Kommute and Background App Refresh
Unless Kommute is allowed to work on cellular, background fetching of websites will be limited to Wi-Fi networks (ensure that Kommute is enabled in Settings → General → Background App Refresh). Again, be especially about using Kommute on a cellular data connection because, A) today’s websites are typically big, and B) the more you use the app, the more chances it will have at updating your offline websites.
I’ve found Kommute both easy to use and a viable alternative to Safari’s Reading List feature and third-party offline news-reading apps. The app has an attractive, self-explanatory user interface and does exactly what it was designed to do. It doesn’t support video, audio or HTML5 content offline, but I don’t think that’s a biggie because you want to download websites, not embedded videos.
Kommute also does not support websites that require login, like Facebook and Instagram. Other than that, the app is very useful and I would especially recommend it to news junkies and people who prefer to get their daily dose of news in the morning and evening.
Folks who rather prefer to sit at their computer and frantically refreshing blogs may not not get great mileage out of Kommute. I’m definitely not going to stop using Reading List in Safari or Pocket because of Kommute. These apps serve very different purposes.
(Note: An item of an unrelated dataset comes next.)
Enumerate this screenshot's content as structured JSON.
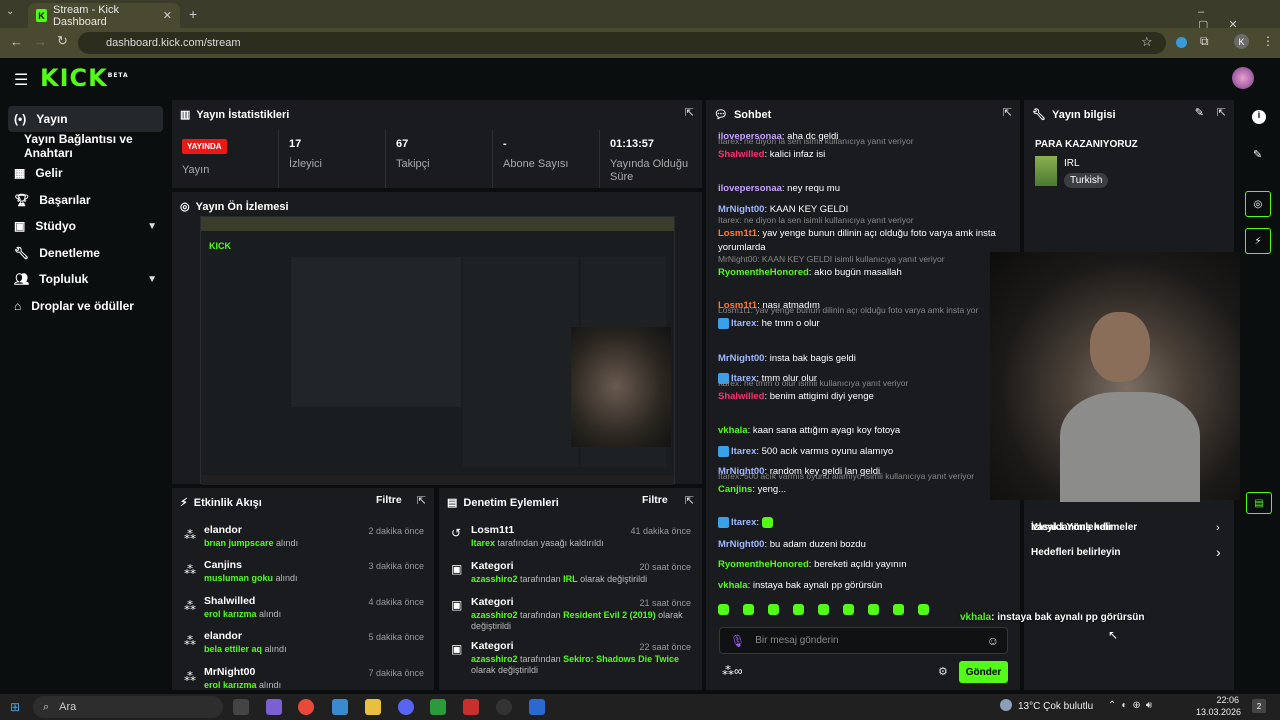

I can only speak for myself, so let me point out that I add those articles to Safari’s Reading List that I want to keep forever and access at any time, even without an Internet connection. For all my other read-later needs, I turn to Pocket.
That being said, Kommute will definitely fit in my daily schedule.
I can see using this app going forward whenever I happen to be out and about. That’s because, from my own experience, reading news in Safari is a waste of cellular data and it takes a noticeable toll on the battery due to mobile data usage and the fact that most news websites these days are bloated and very resource-intensive.
Kommute requires an iPhone, iPod touch or iPad with iOS 9.0 or later, though it lacks a native interface on iPads. The free edition of the app limits your experience to just one website and front pages, but a one-time $2.99 Premium upgrade via the In-App Purchase mechanism will remove that limitation while permitting the app’s crawler to go further into websites to give you more things to read offline.